JAX Release 25.10
The NVIDIA JAX Release 25.10 is made up of two container images available on NGC: JAX and MaxText.
Contents of the JAX container
This container image contains the complete source for the following software:
- JAX:
/opt/jax - XLA:
/opt/xla - Flax:
/opt/flax - TransformerEngine:
/opt/transformer-engine
The MaxText container image is based on the JAX container. Additionally, it includes:
- MaxText:
/opt/maxtext
The JAX runtime package jaxlib is prebuilt and installed in the default Python environment (/usr/local/lib/python3.10/dist-packages/jaxlib) in the container image.

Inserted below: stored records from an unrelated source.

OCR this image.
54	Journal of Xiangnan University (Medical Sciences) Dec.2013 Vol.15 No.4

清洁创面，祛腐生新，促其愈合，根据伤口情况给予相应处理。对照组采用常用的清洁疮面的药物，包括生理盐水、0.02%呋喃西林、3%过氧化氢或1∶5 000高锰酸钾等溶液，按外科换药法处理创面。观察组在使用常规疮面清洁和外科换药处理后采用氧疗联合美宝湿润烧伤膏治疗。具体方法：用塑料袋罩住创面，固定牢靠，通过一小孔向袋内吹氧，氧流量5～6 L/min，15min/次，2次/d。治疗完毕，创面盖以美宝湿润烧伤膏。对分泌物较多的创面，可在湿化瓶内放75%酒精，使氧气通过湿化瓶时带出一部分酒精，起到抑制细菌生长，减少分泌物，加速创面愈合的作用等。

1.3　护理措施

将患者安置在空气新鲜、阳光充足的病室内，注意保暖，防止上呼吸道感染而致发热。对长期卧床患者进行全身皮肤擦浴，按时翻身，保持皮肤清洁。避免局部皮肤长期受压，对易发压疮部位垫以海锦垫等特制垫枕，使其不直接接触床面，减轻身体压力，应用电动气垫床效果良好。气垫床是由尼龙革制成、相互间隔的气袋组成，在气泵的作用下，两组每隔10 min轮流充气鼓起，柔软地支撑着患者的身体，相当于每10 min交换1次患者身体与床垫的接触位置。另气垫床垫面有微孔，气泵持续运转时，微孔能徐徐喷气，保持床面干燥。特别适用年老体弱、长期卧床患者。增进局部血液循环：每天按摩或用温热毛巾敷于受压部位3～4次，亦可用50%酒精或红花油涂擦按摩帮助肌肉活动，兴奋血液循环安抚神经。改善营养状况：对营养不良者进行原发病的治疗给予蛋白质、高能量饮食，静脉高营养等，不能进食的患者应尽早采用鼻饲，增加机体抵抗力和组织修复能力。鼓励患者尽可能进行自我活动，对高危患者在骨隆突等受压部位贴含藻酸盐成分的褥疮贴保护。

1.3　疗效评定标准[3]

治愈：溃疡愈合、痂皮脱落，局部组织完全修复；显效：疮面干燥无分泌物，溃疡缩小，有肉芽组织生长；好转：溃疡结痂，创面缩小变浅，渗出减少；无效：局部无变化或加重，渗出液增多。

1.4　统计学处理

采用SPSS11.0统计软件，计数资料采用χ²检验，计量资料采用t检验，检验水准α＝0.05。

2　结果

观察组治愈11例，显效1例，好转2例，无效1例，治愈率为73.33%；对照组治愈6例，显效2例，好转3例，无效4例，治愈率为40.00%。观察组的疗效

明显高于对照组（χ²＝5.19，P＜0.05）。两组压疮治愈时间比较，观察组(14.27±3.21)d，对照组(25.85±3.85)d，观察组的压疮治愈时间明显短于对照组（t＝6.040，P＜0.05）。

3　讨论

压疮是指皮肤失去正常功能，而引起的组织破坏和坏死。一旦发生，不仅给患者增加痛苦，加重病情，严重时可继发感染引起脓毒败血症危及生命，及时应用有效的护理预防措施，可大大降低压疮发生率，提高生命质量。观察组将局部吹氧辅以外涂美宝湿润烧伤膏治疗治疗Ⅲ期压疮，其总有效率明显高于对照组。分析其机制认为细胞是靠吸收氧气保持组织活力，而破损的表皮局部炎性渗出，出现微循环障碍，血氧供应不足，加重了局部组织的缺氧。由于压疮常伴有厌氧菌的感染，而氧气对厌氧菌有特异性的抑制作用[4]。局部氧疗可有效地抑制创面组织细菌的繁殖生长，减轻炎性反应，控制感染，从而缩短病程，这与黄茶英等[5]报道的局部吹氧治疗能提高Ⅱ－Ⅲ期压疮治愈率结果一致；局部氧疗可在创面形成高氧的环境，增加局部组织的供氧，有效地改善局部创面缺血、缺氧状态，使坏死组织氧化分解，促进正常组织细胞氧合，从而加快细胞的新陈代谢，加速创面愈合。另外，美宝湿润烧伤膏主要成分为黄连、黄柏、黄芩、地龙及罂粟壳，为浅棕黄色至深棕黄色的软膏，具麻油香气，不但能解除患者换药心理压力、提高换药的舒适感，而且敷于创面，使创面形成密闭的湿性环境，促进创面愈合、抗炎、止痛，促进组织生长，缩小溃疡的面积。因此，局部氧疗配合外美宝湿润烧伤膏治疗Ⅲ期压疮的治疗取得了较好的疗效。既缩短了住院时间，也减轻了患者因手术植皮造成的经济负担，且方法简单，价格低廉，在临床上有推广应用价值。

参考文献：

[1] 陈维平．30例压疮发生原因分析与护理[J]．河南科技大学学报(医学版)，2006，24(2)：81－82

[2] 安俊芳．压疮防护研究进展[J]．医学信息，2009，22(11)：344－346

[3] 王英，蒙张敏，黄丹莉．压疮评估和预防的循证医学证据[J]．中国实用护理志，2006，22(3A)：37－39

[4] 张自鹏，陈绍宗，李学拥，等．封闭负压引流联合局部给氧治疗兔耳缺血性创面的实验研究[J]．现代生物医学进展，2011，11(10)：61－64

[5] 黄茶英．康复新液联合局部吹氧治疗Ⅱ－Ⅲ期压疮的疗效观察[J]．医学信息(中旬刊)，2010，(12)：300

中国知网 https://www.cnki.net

Versions of packages included in both of these containers:
- JAX 0.7.2
- XLA (@0fccb8a)
- TransformerEngine 2.8
- Flax 0.11.2
- Maxtext (@8fdac10)
- Ubuntu 24.04 including Python 3.12
- NVIDIA CUDA® 13.0.2
- NVSHMEM 3.3.20
- NVIDIA cuBLAS 13.1.0.3
- NVIDIA cuDNN 9.14.0.64
- NVIDIA NCCL 2.27.7
- NVIDIA DALI 1.51.2
- rdma-core 50.0
- NVIDIA HPC-X 2.24
- GDRCopy 2.4.1
- Nsight Compute 2025.3.1.4
- Nsight Systems 2025.5.1.121
Driver Requirements
Release 25.10 is based on CUDA 13.0.2 (Toolkit) which requires CUDA Driver release 580.65. Please refer to the latest Drivers and CTKsupport table for additional information.
For a complete list of supported drivers, see the CUDA Application Compatibility topic. For more information, see CUDA Compatibility and Upgrades.
Key Features and Enhancements
This JAX release includes the following key features and enhancements.
- The current release is based on JAX 0.7.2 and CUDA 13.0.2.
- G/B300 performant support.
-
JAX comes with the Shardy partitioner on by default. See Shardy Migration guide for more details or instructions on how to disable the new partitioner.
- Fixed global scale application in NVFP4 quantization.
- Added and improved Shardy sharding rules for JAX SDPA and JAX scaled matmul APIs.
- Enabled XLA support for symmetric memory kernels in NCCL 2.27 collective operations. Use the flag
–xla_gpu_experimental_enable_nccl_symmetric_buffersto enable it. Symmetric memory kernels enable an improvement in NCCL communication latencies while reducing the number of SMs used for collectives, thus allowing for better overlap with compute operations. -
Transformer Engine added fused swizzling operation for the scaling factor inverse and transpose calculation of the data.
JAX Toolbox
The JAX Toolbox projects focus on achieving the best performance and convergence on NVIDIA Ampere, Hopper, and Blackwell architecture families and provide the latest deep learning models and scripts for training and fine-tuning. These examples are tested against a nightly CI as well as each NGC container release to ensure consistent accuracy and performance over time.
Nightly Containers
In addition to projects, JAX Toolbox includes nightly containers for libraries across the JAX ecosystem.
| Container | Type | Image URI |
|---|---|---|
| jax | - | ghcr.io/nvidia/jax:jax |
| t5x | LLM framework | ghcr.io/nvidia/jax:t5x |
| maxtext | LLM framework | ghcr.io/nvidia/jax:maxtext |
| equinox | layer library | ghcr.io/nvidia/jax:equinox |
| axlearn | LLM framework | ghcr.io/nvidia/jax:axlearn |
Known Issues
When running in a configuration with multiple GPUs per process, JAX can hang when loading a kernel to GPUs on the first run of the kernel. This has been mitigated by preloading Transformer Engine kernels. NVIDIA recommends running in a process-per-GPU configuration (this is the default when using SLURM automatic configuration).